All of this ensures smooth operation at the plant throughout the entire value chain,” he says.

Niessing stresses on the fact that almost 30 per cent of energy consumption globally comes from industry, while electric motors and drives consume up to 70 per cent of all energy used in industrial plants.

Industries can easily conserve resources by switching to energy-efficient motors. This is where, companies like, Siemens step in and helps lower operating costs, he adds.

Another mega-trend in the industry is the move towards cleaner fuels. There has been a shift in the Middle Eastern refineries to produce cleaner fuels as they want to target export markets.

The region is fighting for its space in the clean fuel product market with Asia, and is spending billions of dollars in plant upgrades.

This is a target area for Siemens where they offer solution to refiners to make the operations more sustainable and less hazardous, explains Niessing.

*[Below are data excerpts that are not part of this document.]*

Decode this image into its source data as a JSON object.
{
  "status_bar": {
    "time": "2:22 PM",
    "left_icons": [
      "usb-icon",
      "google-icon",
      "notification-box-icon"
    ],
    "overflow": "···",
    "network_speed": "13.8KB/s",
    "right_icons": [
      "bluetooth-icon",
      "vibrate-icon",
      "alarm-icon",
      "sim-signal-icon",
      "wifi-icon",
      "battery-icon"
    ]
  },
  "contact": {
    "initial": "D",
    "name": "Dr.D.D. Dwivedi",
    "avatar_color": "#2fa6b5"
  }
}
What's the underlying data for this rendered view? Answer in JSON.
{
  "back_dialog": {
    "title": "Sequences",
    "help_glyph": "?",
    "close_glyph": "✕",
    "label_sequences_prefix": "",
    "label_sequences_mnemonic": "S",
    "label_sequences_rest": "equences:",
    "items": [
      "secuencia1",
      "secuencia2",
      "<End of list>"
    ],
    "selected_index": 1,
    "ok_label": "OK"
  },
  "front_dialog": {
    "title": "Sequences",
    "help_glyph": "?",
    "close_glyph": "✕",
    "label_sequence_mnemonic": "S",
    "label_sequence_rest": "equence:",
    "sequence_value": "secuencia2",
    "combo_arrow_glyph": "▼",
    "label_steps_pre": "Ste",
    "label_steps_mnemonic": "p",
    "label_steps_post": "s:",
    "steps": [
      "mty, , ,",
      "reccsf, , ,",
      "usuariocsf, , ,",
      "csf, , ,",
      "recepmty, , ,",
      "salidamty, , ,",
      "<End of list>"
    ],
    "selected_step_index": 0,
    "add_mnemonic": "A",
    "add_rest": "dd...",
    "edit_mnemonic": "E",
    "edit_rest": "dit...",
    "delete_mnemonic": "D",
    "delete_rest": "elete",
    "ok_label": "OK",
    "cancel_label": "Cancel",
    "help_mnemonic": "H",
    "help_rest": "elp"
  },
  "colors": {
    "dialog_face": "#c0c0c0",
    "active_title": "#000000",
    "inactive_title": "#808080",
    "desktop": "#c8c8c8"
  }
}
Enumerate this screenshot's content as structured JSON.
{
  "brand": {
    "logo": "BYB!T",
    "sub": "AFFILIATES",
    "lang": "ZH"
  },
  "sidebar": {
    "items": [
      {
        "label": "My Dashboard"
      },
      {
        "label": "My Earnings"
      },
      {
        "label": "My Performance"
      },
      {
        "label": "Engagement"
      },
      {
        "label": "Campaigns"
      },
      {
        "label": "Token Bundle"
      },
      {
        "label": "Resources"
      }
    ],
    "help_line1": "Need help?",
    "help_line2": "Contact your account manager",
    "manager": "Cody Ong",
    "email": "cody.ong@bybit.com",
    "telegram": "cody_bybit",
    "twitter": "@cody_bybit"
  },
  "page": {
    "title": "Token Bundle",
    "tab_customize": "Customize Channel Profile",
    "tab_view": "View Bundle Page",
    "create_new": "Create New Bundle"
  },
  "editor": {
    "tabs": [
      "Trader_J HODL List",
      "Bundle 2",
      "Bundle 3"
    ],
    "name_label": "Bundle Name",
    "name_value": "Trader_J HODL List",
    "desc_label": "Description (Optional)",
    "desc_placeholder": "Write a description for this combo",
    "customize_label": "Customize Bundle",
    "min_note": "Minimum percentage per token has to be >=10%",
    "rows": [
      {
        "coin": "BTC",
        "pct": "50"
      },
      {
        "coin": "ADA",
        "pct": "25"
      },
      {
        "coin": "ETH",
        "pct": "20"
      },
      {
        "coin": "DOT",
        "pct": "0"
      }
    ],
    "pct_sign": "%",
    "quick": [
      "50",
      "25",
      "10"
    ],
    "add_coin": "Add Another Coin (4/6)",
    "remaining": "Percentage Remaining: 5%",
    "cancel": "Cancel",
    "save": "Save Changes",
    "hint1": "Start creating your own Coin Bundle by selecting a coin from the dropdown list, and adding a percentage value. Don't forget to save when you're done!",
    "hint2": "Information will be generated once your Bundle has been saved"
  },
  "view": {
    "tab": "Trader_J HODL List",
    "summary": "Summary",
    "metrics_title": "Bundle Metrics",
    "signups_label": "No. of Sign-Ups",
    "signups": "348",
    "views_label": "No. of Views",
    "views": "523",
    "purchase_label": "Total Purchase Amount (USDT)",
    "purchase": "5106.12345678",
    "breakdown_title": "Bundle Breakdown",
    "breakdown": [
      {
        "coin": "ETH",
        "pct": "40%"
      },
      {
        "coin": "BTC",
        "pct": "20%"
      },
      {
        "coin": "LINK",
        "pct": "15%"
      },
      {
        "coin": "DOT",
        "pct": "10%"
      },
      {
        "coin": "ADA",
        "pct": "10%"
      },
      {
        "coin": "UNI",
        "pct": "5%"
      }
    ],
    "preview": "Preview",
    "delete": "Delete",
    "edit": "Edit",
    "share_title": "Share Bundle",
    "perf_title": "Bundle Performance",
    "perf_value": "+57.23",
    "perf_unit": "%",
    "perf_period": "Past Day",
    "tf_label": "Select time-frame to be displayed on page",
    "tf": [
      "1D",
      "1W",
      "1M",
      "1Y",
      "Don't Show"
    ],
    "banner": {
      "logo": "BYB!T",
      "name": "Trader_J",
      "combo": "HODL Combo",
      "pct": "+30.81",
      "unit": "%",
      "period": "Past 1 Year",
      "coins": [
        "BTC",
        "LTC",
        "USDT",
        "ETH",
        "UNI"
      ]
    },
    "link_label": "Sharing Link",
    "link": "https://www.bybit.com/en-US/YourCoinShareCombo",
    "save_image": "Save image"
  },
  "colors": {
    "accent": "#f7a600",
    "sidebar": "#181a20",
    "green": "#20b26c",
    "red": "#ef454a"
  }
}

In fiscal 2012 alone, the company, according to its annual report has helped customers reduce their CO2 emissions by 332 million tonnes through technologies within its environmental portfolio.

The company generated 33.2 billion euros in revenue from the portfolio, a growth of 10 per cent compared to fiscal 2011, and amounting to 42 per cent of its total revenue.

“This is a clear indication that the biggest lever for advancing sustainable development is optimising energy efficiency. The challenge is to bring down the amount of energy needed to power many of those refineries in the region. This will have a positive impact for the future,” concludes Niessing.